Le magistrat rapporteur a rendu compte des plaidoiries dans le délibéré de la Cour composée de :
Madame BIDEAULT, Présidente
Madame ROGER-MINNE, Conseillère
Madame POUGET, Conseillère
GREFFIER LORS DES DEBATS :
Mme WERNER, Greffière
DEBATS :
A l’audience publique du 22 mai 2025, où l’affaire a été mise en délibéré au 11 juillet 2025
ARRET :
CONTRADICTOIRE
Prononcé le 11 Juillet 2025, par mise à disposition de l’arrêt au greffe de la Cour, les parties en ayant été préalablement avisées dans les conditions prévues au deuxième alinéa de l’article 450 du Code de procédure civile,
signé par Madame BIDEAULT, Présidente et par Mme WERNER, Greffière.
* * *
EXPOSÉ DES FAITS ET DE LA PROCÉDURE
A la suite d’un constat de travail dissimulé opéré par l’Union de recouvrement des cotisations de sécurité sociale et d’allocations familiales (Urssaf) du Nord-Pas-de-Calais au sein de l’entreprise de Mme [U] [Y] épouse [W], la société [5], en son établissement de [Localité 4] dans le Pas-de-Calais, (la société), a fait l’objet d’une vérification de son obligation de vigilance pour les années 2017 à 2019.
En l’absence de production de l’attestation de vigilance de moins de six mois du sous-traitant, l’Urssaf a procédé à la mise en 'uvre de la solidarité financière de la société.
Elle lui a adressé une lettre d’observations le 30 août 2021. La société a fait part de ses observations par courrier du 22 septembre 2021 en dépit desquelles l’inspecteur du recouvrement a maintenu le redressement dans son intégralité, le 25 octobre 2021.
Une mise en demeure a été notifiée à la société le 27 janvier 2022 par l’Urssaf du Nord-Pas-de-Calais. La société a saisi la commission de recours amiable de l’Urssaf d’une contestation qui a été rejetée le 30 juin 2022.

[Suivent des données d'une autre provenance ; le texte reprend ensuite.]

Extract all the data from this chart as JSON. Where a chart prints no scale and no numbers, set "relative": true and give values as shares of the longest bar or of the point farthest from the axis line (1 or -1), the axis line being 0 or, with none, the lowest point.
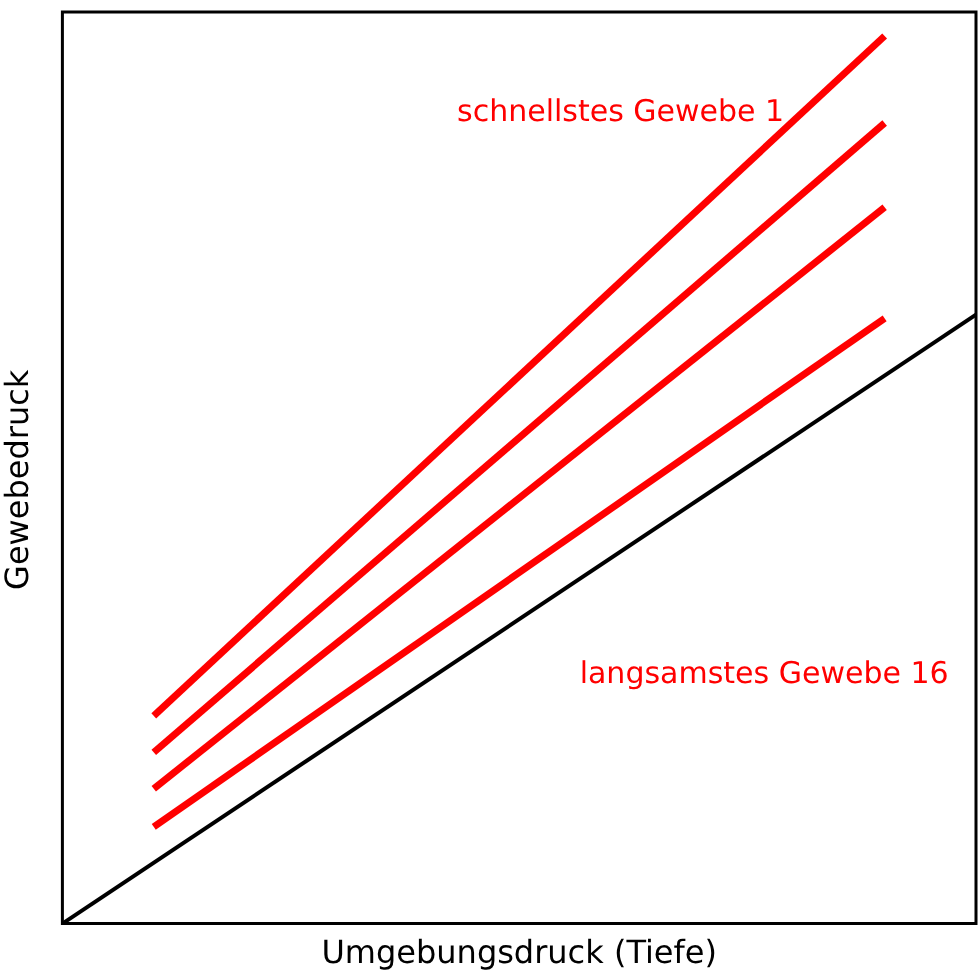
{
  "chart_data": {
    "type": "line",
    "relative": true,
    "xlabel": "Umgebungsdruck (Tiefe)",
    "ylabel": "Gewebedruck",
    "categories": [
      null,
      null,
      null,
      null,
      null,
      null,
      null,
      null,
      null,
      null,
      null
    ],
    "series": [
      {
        "color": "#ff0000",
        "values": [
          null,
          0.234,
          null,
          null,
          null,
          null,
          null,
          null,
          null,
          1.0,
          null
        ]
      },
      {
        "color": "#ff0000",
        "values": [
          null,
          0.193,
          null,
          null,
          null,
          null,
          null,
          null,
          null,
          0.902,
          null
        ]
      },
      {
        "color": "#ff0000",
        "values": [
          null,
          0.152,
          null,
          null,
          null,
          null,
          null,
          null,
          null,
          0.807,
          null
        ]
      },
      {
        "color": "#ff0000",
        "values": [
          null,
          0.109,
          null,
          null,
          null,
          null,
          null,
          null,
          null,
          0.682,
          null
        ]
      },
      {
        "color": "#000000",
        "values": [
          0,
          null,
          null,
          null,
          null,
          null,
          null,
          null,
          null,
          null,
          0.686
        ]
      }
    ],
    "annotations": [
      "schnellstes Gewebe 1",
      "langsamstes Gewebe 16"
    ],
    "grid": false,
    "legend": false,
    "marker": "none",
    "line_style": "solid"
  }
}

Entre-temps, la société avait saisi le pôle social du tribunal judiciaire de Rouen d’un recours contre la décision implicite de rejet de la commission.
Par jugement du 7 septembre 2023, le tribunal a :
— annulé le redressement objet de la mise en demeure du 27 janvier 2022, pour un montant de 15 780 euros, comprenant 11 271 euros de cotisations et 4 509 euros de majorations de retard,
— débouté les parties de leurs demandes plus amples et contraires,
— condamné l’Urssaf du Nord-Pas-de-Calais aux dépens.
L’Urssaf du Pas-de-Calais a relevé appel du jugement le 18 octobre 2023.
EXPOSÉ DES PRÉTENTIONS ET MOYENS DES PARTIES
Par conclusions remises le 5 mai 2025, soutenues oralement à l’audience, l’Urssaf demande à la cour de :
— infirmer le jugement,
— confirmer le bien-fondé des rappels de cotisations découlant de la lettre d’observations dans son principe et son quantum.
Elle soutient qu’il résulte de l’article R. 133-8-1 du code de la sécurité sociale que la lettre d’observations doit être signée par son directeur uniquement lorsque le procès-verbal de constatation de l’infraction de travail dissimulé du sous-traitant n’a pas été établi par ses agents de contrôle mais par des partenaires extérieurs ; qu’en l’espèce, la lettre d’observations relative à la mise en 'uvre de la solidarité financière a bien été signée par des inspecteurs du recouvrement ; que les dispositions de l’article R. 133-8-1 ne trouvent pas à s’appliquer, dès lors que cet article vise uniquement le redressement relatif à l’annulation des réductions ou exonérations des cotisations et contributions prévues à l’article L. 133-4-5 et que le procès-verbal de travail dissimulé à l’origine de la procédure de redressement du donneur d’ordre a été dressé par ses inspecteurs dans le cadre d’un contrôle opéré en application de l’article L. 243-7 ; qu’en conséquence c’est l’article R. 243-59 qui avait vocation à s’appliquer.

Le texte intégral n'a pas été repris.